Nawet współczesny Izana, który podążył za nimi wolno do salonu poczuł, jak jej słowa zapiekły jego wnętrze. Pamiętał dokładnie, iż stało się tak również w przypadku jego przeszłego wcielenia, którego fioletowe tęczówki zdawały się mordować żywcem (kolor)włosą dziewczynę. Aura w pokoju jeszcze intensywniej pociemniała. Przeszły jasnowłosy obrócił w się całkowicie w jej stronę w nieznośnie ślamazarnym tempie. Obserwujący Izana wiedział, co miało nastąpić. Wiedział i zaczął bardzo szybko żałować.

Przestań. Przestań. Przestań.

[VERY Highly Recommend| 𝐏𝐥𝐚𝐲𝐢𝐧𝐠: 𝐃𝐚𝐰𝐢𝐝 𝐏𝐨𝐝𝐬𝐢𝐚𝐝ł𝐨 - 𝐏𝐚𝐬𝐭𝐞𝐦𝐩𝐨𝐦𝐚𝐭]

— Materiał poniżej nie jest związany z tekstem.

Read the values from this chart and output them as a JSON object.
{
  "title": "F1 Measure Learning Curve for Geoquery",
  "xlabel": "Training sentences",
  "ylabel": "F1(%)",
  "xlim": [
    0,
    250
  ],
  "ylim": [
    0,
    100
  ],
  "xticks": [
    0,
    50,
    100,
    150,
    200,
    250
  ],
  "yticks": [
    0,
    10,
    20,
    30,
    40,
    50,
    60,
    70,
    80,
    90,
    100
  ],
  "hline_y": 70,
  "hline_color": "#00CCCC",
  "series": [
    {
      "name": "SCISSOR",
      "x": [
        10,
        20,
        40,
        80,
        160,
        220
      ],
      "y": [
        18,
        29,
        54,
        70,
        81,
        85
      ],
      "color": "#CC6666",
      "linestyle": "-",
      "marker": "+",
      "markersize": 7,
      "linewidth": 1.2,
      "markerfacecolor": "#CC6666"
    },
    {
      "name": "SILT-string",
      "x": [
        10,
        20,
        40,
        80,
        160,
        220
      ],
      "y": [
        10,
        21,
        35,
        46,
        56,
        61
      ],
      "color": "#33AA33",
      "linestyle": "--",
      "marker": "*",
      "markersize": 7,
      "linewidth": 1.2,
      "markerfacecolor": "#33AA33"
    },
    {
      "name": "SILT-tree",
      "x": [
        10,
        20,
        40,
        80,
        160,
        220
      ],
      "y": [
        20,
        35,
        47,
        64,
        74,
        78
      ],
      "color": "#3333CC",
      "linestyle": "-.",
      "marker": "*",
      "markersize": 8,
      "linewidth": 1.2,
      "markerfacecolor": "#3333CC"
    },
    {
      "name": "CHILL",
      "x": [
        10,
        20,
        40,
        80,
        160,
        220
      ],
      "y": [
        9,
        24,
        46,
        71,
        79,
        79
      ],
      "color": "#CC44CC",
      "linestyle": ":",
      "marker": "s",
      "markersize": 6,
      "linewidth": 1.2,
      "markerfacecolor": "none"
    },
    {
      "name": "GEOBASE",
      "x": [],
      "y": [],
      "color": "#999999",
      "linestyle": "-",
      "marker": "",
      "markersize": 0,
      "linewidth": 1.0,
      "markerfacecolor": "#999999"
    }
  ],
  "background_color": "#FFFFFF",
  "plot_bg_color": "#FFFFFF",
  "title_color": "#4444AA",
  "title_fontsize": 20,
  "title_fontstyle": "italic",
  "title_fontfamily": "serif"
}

— Ona nie była moją prawdziwą siostrą. Nie była ze mną nawet spokrewniona. Żadne z nich nie jest. A co do drugiego zarzutu - tego akurat jestem pewny, (Imię). Czyż nie jest to twój jedyny sposób na zjednywanie sobie sympatii? — białowłosy ze wspomnienia błyskawicznie wiedział, że tym razem pozwolił sobie na zbyt wiele, co tylko potwierdzała skrajna reakcja, (Nazwisko), która jakby nagle trzeźwiejąc, podniosła się w pojedynczym ruchu z kanapy. Pomimo, że starała się wyglądać na obrażoną, jej smutek i zranienie bez problemu wskazywały błyszczące w oczach łzy oraz drżące wargi. Izana zerwał się z miejsca, depcząc desperacko po jej śladach. — (Imię)? (Skrót imienia), proszę, zaczekaj! Ja nie chciałem! Nie zamierzałem tego powiedzieć!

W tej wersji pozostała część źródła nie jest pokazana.